After his arrest, Keown, who was indicted by a Middlesex grand jury last Thursday, waived rendition at a Cole County Circuit Court in Missouri, according to Emily LaGrassa, a spokeswoman for Coakley. He is expected to be arraigned in a Middlesex County court later this week.

A Jefferson City woman who identified herself as his mother declined to comment when a reporter called her home last night.

Relatives of Julie Keown, whose maiden name was Oldag, did not return calls to their homes in Missouri.

Deborah Singleton, who lives next door to the house at 52 School St. in Waltham where the couple lived for about nine months, said she realized Keown was suspected of murdering his wife when detectives questioned her shortly after Julie Keown died.

Singleton told a reporter she had only seen the couple three times since they moved in, the last time when Julie Keown was taken by ambulance to the hospital, four days before she died.

''My bedroom is in the back of the house, maybe 12 feet from their house," she said. ''I never heard a noise."

As Coakley described it, James Keown moved to Massachusetts while working for the Learning Exchange. His wife persuaded her employer -- Cerner, a Kansas City-based health care information technology company -- to approve a telecommute arrangement similar to her husband's, Coakley said.

In May, Julie Keown began suffering symptoms that doctors initially thought might be gastritis. She was hospitalized at Newton-Wellesley for four days in late August, but began feeling better, Coakley said. But on Sept. 4, she went back to the hospital. The following day, after she had slipped into a coma, hospital workers detected ethylene glycol, the poisonous substance found in antifreeze, in her system and began giving her an antidote.

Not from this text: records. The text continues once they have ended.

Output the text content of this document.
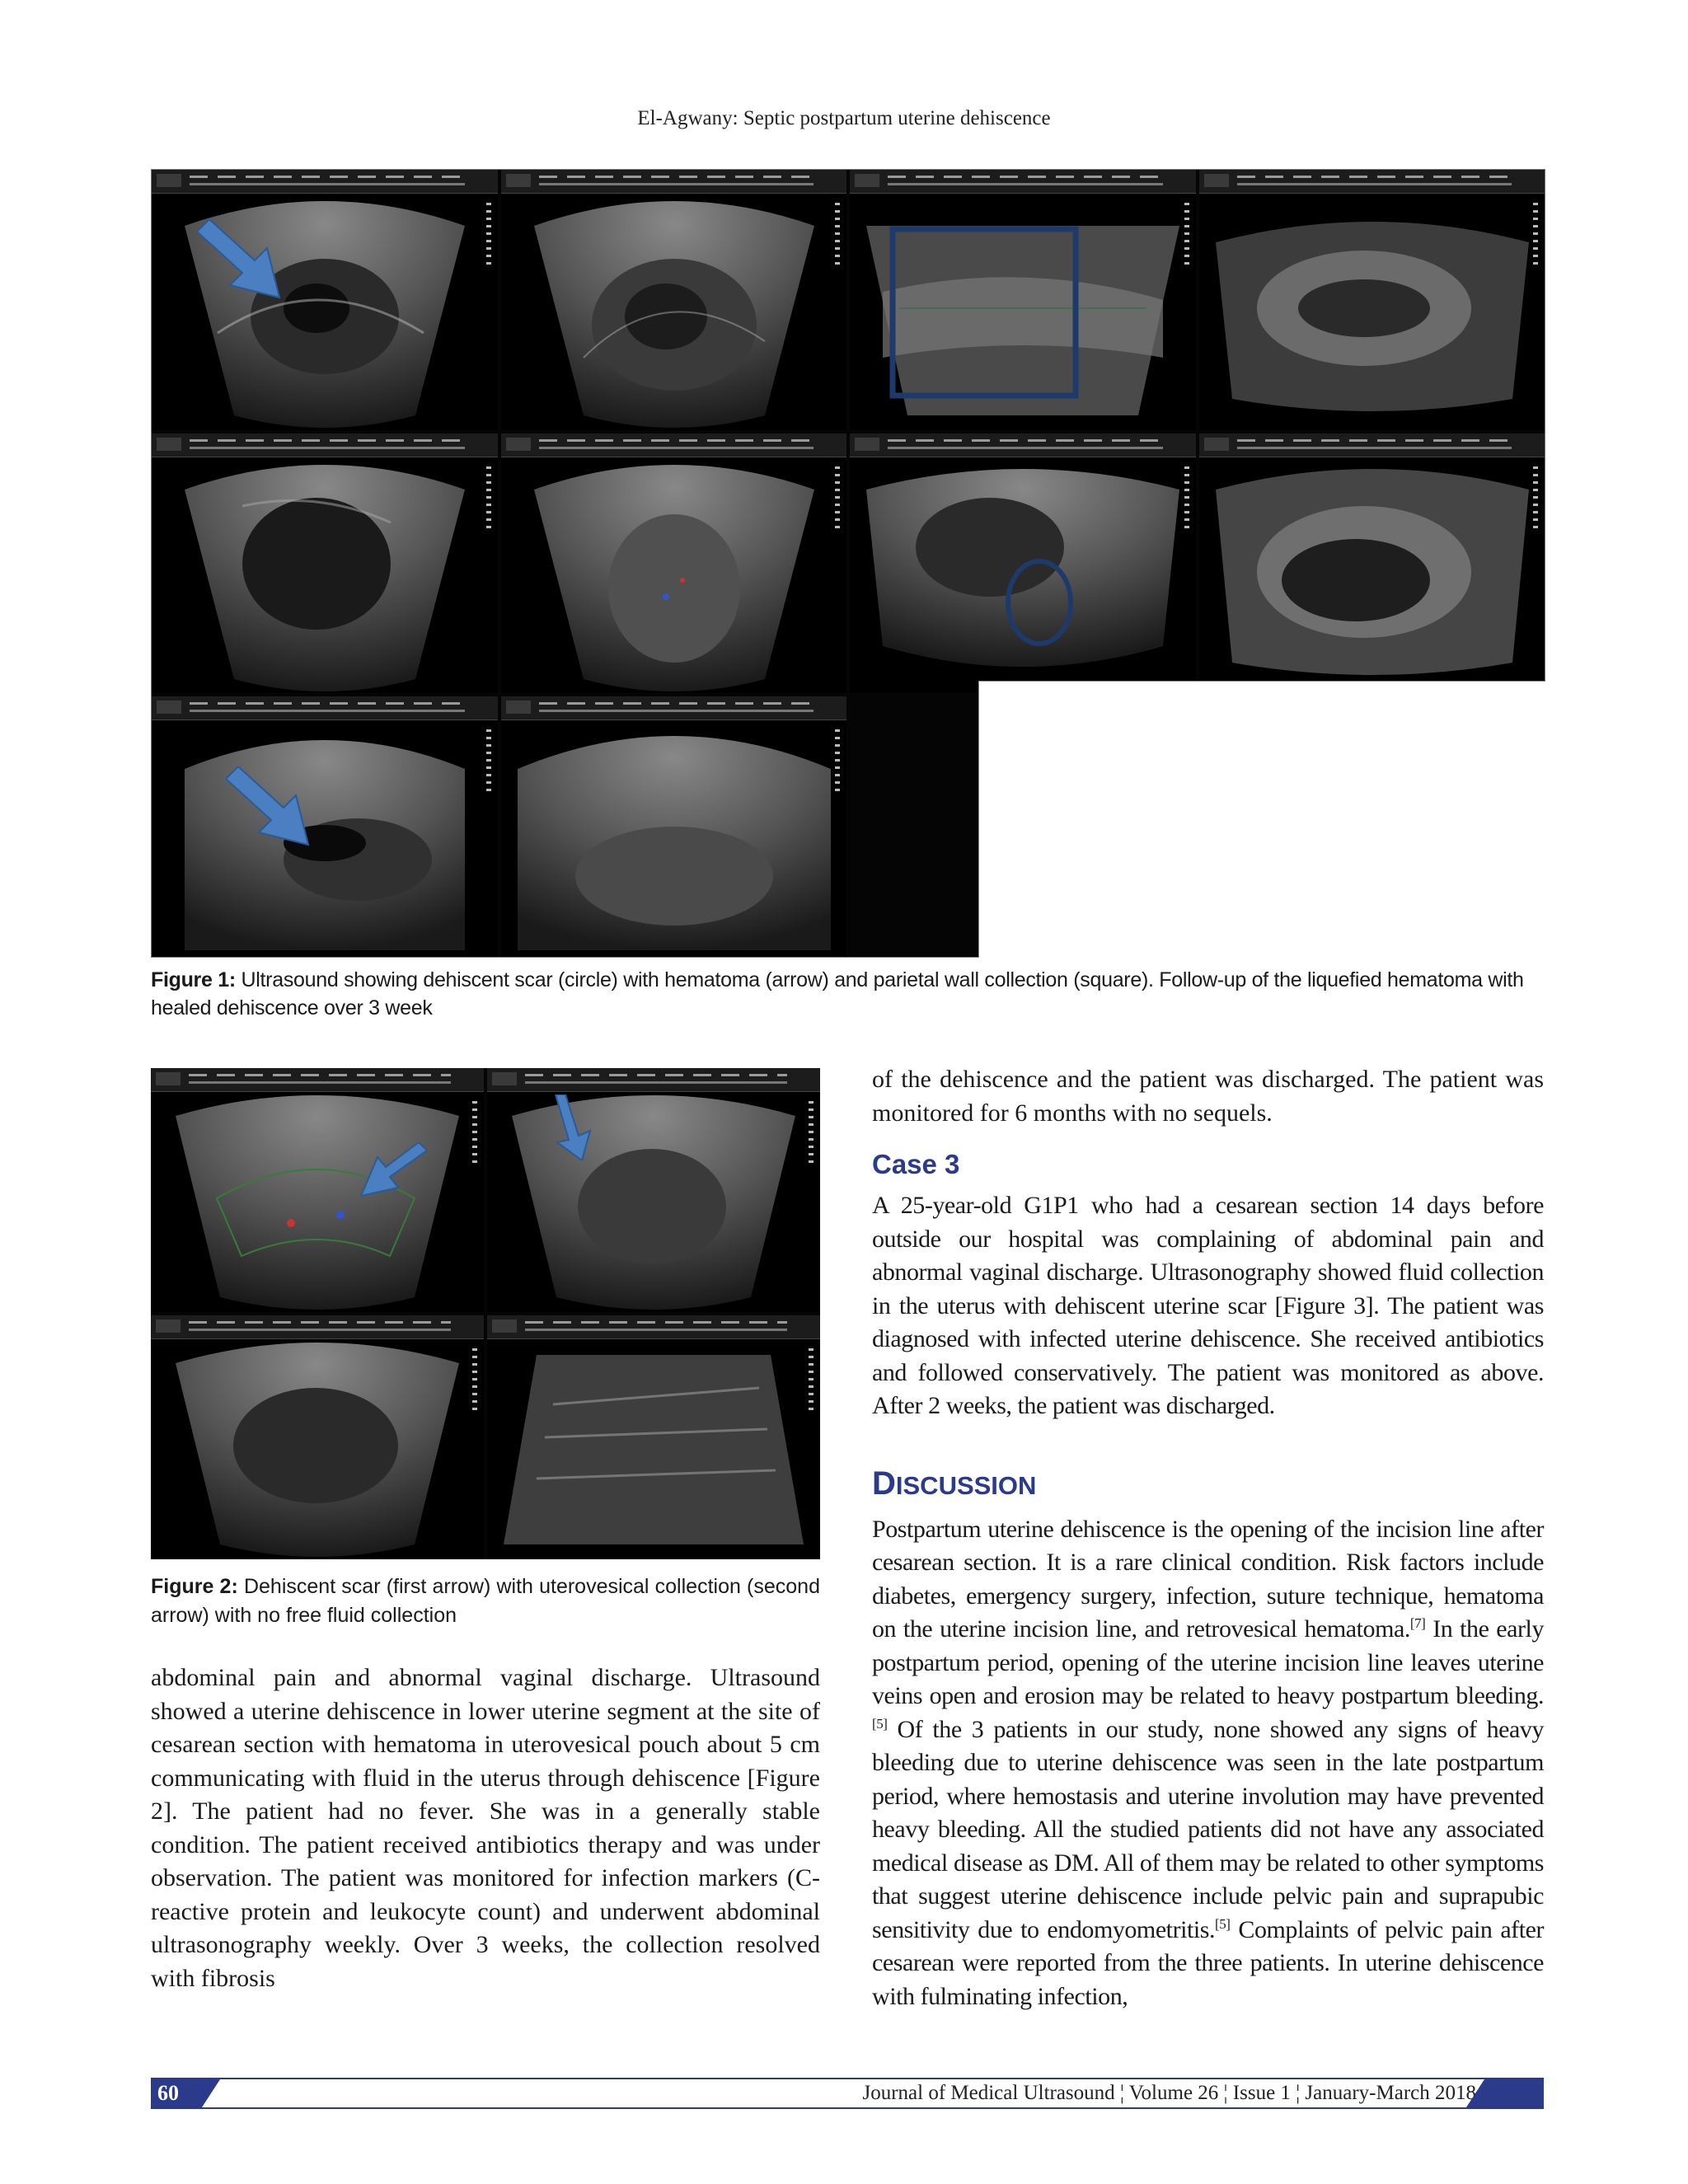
El-Agwany: Septic postpartum uterine dehiscence
Figure 1: Ultrasound showing dehiscent scar (circle) with hematoma (arrow) and parietal wall collection (square). Follow-up of the liquefied hematoma with healed dehiscence over 3 week
Figure 2: Dehiscent scar (first arrow) with uterovesical collection (second arrow) with no free fluid collection

abdominal pain and abnormal vaginal discharge. Ultrasound showed a uterine dehiscence in lower uterine segment at the site of cesarean section with hematoma in uterovesical pouch about 5 cm communicating with fluid in the uterus through dehiscence [Figure 2]. The patient had no fever. She was in a generally stable condition. The patient received antibiotics therapy and was under observation. The patient was monitored for infection markers (C-reactive protein and leukocyte count) and underwent abdominal ultrasonography weekly. Over 3 weeks, the collection resolved with fibrosis

of the dehiscence and the patient was discharged. The patient was monitored for 6 months with no sequels.

Case 3

A 25-year-old G1P1 who had a cesarean section 14 days before outside our hospital was complaining of abdominal pain and abnormal vaginal discharge. Ultrasonography showed fluid collection in the uterus with dehiscent uterine scar [Figure 3]. The patient was diagnosed with infected uterine dehiscence. She received antibiotics and followed conservatively. The patient was monitored as above. After 2 weeks, the patient was discharged.

DISCUSSION

Postpartum uterine dehiscence is the opening of the incision line after cesarean section. It is a rare clinical condition. Risk factors include diabetes, emergency surgery, infection, suture technique, hematoma on the uterine incision line, and retrovesical hematoma.[7] In the early postpartum period, opening of the uterine incision line leaves uterine veins open and erosion may be related to heavy postpartum bleeding.[5] Of the 3 patients in our study, none showed any signs of heavy bleeding due to uterine dehiscence was seen in the late postpartum period, where hemostasis and uterine involution may have prevented heavy bleeding. All the studied patients did not have any associated medical disease as DM. All of them may be related to other symptoms that suggest uterine dehiscence include pelvic pain and suprapubic sensitivity due to endomyometritis.[5] Complaints of pelvic pain after cesarean were reported from the three patients. In uterine dehiscence with fulminating infection,

60	Journal of Medical Ultrasound ¦ Volume 26 ¦ Issue 1 ¦ January-March 2018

Two days later, Julie Keown's parents told the police they suspected she had been deliberately poisoned, Coakley said. The same day, hospital officials called Waltham police to report a suspected poisoning, and State Police and the district attorney opened an investigation.

On Sept. 8, Keown died. The state medical examiner's office conducted an autopsy, Coakley said, but the office did not rule on the manner and cause of death until recently, in part because officials needed the results of toxicological tests.

Coakley said James Keown chose Gatorade to lace because ethylene glycol is a syrupy substance that is sweet to the taste and is concealable in the sports drink. His wife drank lots of it because she wanted to replace minerals she was losing as a result of vomiting, Coakley said.

Alfred Aleguas, clinical manager with the Regional Center for Poison Control and Prevention serving Massachusetts and Rhode Island, said long-term consumption of ethylene glycol can cause organ failure.

''Ethylene glycol by itself is not poisonous, but it metabolizes to some very poisonous acids," Aleguas said. ''People that drink ethylene glycol initially appear intoxicated, and they can have slurred speech, difficulty walking, and glassy eyes."

Singleton, the Keowns's former neighbor, yesterday recalled James Keown's response last fall when she expressed sympathy after his wife's death.

Keown ''told me that they were testing, trying to test all her fluids," Singleton said. ''He said it'd take some time to determine her cause of death. He said it was very shocking and that he didn't know whether he was going to go back home or whether he was going to stay here. He was leaning toward going home."